Unos 170,000 salvadoreños que viven en Estados Unidos bajo el Estatus de Protección Temporal (TPS) permanecen a la espera de una decisión de última hora sobre el programa, cuya extensión vigente termina este miércoles 9 de septiembre después de más de dos décadas de protección migratoria.

El Departamento de Seguridad Nacional (DHS) no había anunciado una nueva extensión o terminación del beneficio antes de su fecha de vencimiento. La legislación estadounidense establece que, ante la ausencia de una decisión, la designación del TPS puede extenderse automáticamente durante seis meses.
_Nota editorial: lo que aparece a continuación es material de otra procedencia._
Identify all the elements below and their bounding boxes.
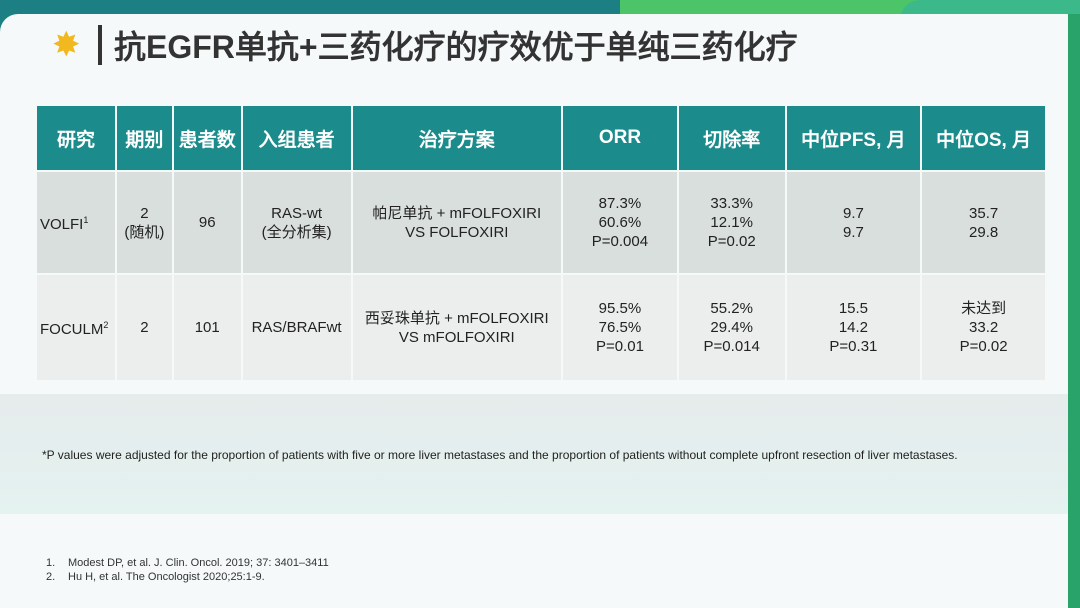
table-row: FOCULM2 2 101 RAS/BRAFwt 西妥珠单抗 + mFOLFOX… (37, 275, 1045, 380)
reference-item: 2. Hu H, et al. The Oncologist 2020;25:1-… (46, 570, 329, 584)
references: 1. Modest DP, et al. J. Clin. Oncol. 2019… (46, 556, 329, 584)
cell-pfs: 9.7 9.7 (786, 172, 921, 273)
header-phase: 期别 (116, 106, 172, 170)
cell-n: 96 (173, 172, 241, 273)
cell-resection: 55.2% 29.4% P=0.014 (678, 275, 785, 380)
results-table: 研究 期别 患者数 入组患者 治疗方案 ORR 切除率 中位PFS, 月 中位O… (35, 104, 1047, 382)
cell-pfs: 15.5 14.2 P=0.31 (786, 275, 921, 380)
ref-text: Hu H, et al. The Oncologist 2020;25:1-9. (68, 571, 265, 583)
cell-regimen: 帕尼单抗 + mFOLFOXIRI VS FOLFOXIRI (352, 172, 562, 273)
header-pfs: 中位PFS, 月 (786, 106, 921, 170)
cell-orr: 95.5% 76.5% P=0.01 (563, 275, 677, 380)
cell-os: 35.7 29.8 (922, 172, 1045, 273)
cell-study: VOLFI1 (37, 172, 115, 273)
header-study: 研究 (37, 106, 115, 170)
star-icon: ✸ (52, 26, 81, 64)
slide-title: ✸ 抗EGFR单抗+三药化疗的疗效优于单纯三药化疗 (52, 22, 798, 68)
cell-population: RAS-wt (全分析集) (242, 172, 351, 273)
cell-phase: 2 (116, 275, 172, 380)
header-population: 入组患者 (242, 106, 351, 170)
cell-n: 101 (173, 275, 241, 380)
reference-item: 1. Modest DP, et al. J. Clin. Oncol. 2019… (46, 556, 329, 570)
table-row: VOLFI1 2 (随机) 96 RAS-wt (全分析集) 帕尼单抗 + mF… (37, 172, 1045, 273)
ref-sup: 2 (103, 320, 109, 330)
cell-phase: 2 (随机) (116, 172, 172, 273)
cell-regimen: 西妥珠单抗 + mFOLFOXIRI VS mFOLFOXIRI (352, 275, 562, 380)
table-header: 研究 期别 患者数 入组患者 治疗方案 ORR 切除率 中位PFS, 月 中位O… (37, 106, 1045, 170)
header-resection: 切除率 (678, 106, 785, 170)
ref-number: 2. (46, 571, 56, 583)
cell-study: FOCULM2 (37, 275, 115, 380)
ref-text: Modest DP, et al. J. Clin. Oncol. 2019; … (68, 557, 329, 569)
cell-orr: 87.3% 60.6% P=0.004 (563, 172, 677, 273)
header-orr: ORR (563, 106, 677, 170)
ref-number: 1. (46, 557, 56, 569)
header-os: 中位OS, 月 (922, 106, 1045, 170)
title-text: 抗EGFR单抗+三药化疗的疗效优于单纯三药化疗 (114, 29, 798, 65)
header-regimen: 治疗方案 (352, 106, 562, 170)
footnote: *P values were adjusted for the proporti… (42, 448, 958, 462)
cell-population: RAS/BRAFwt (242, 275, 351, 380)
right-accent-bar (1068, 14, 1080, 608)
cell-os: 未达到 33.2 P=0.02 (922, 275, 1045, 380)
background-wash (0, 394, 1068, 514)
cell-resection: 33.3% 12.1% P=0.02 (678, 172, 785, 273)
study-name: VOLFI (40, 216, 84, 233)
header-n: 患者数 (173, 106, 241, 170)
study-name: FOCULM (40, 321, 104, 338)
ref-sup: 1 (83, 215, 89, 225)
title-divider (98, 25, 102, 65)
La incertidumbre mantiene en expectativa a miles de familias salvadoreñas sobre las condiciones que regirán su permanencia y autorización laboral.

La finalización del programa sin una nueva protección tendría consecuencias para unos 170,000 beneficiarios y sus aproximadamente 150,000 hijos ciudadanos estadounidenses.

Los salvadoreños amparados por el TPS pueden vivir y trabajar legalmente en Estados Unidos, mientras que la pérdida de esa protección podría dejarlos expuestos a procesos de deportación si no cuentan con otro estatus migratorio.

El TPS para los salvadoreños se remonta a los terremotos que golpearon El Salvador en 2001 y durante más de dos décadas sus extensiones permitieron a miles de personas establecerse en diferentes comunidades estadounidenses. Los mayores grupos de beneficiarios se concentran en estados como California, Texas, Nueva York, Maryland y Virginia.

Durante ese período, los salvadoreños protegidos por el programa se incorporaron principalmente a sectores como construcción, jardinería, transporte, restaurantes, manufactura, servicios de limpieza y cuidado de adultos mayores. Organizaciones que representan a la diáspora calculan que los beneficiarios aportan cerca de $5,400 millones anuales a la economía estadounidense.

La incertidumbre también alcanza a las autorizaciones de empleo. Los beneficiarios elegibles mantienen sus permisos de trabajo hasta este 9 de septiembre, mientras esperan que las autoridades estadounidenses definan oficialmente qué ocurrirá después de esa fecha.

El TPS permite a Estados Unidos otorgar protección temporal a ciudadanos de países afectados por conflictos armados, desastres naturales u otras circunstancias extraordinarias que dificultan su retorno seguro. El Salvador fue incorporado nuevamente al programa tras los terremotos de 2001, y miles de sus beneficiarios acumulan actualmente más de 20 años viviendo y trabajando en territorio estadounidense.

El futuro de los salvadoreños ocurre además en medio del endurecimiento de la política migratoria del presidente Donald Trump y de las decisiones de su administración para terminar protecciones temporales concedidas a ciudadanos de otros países.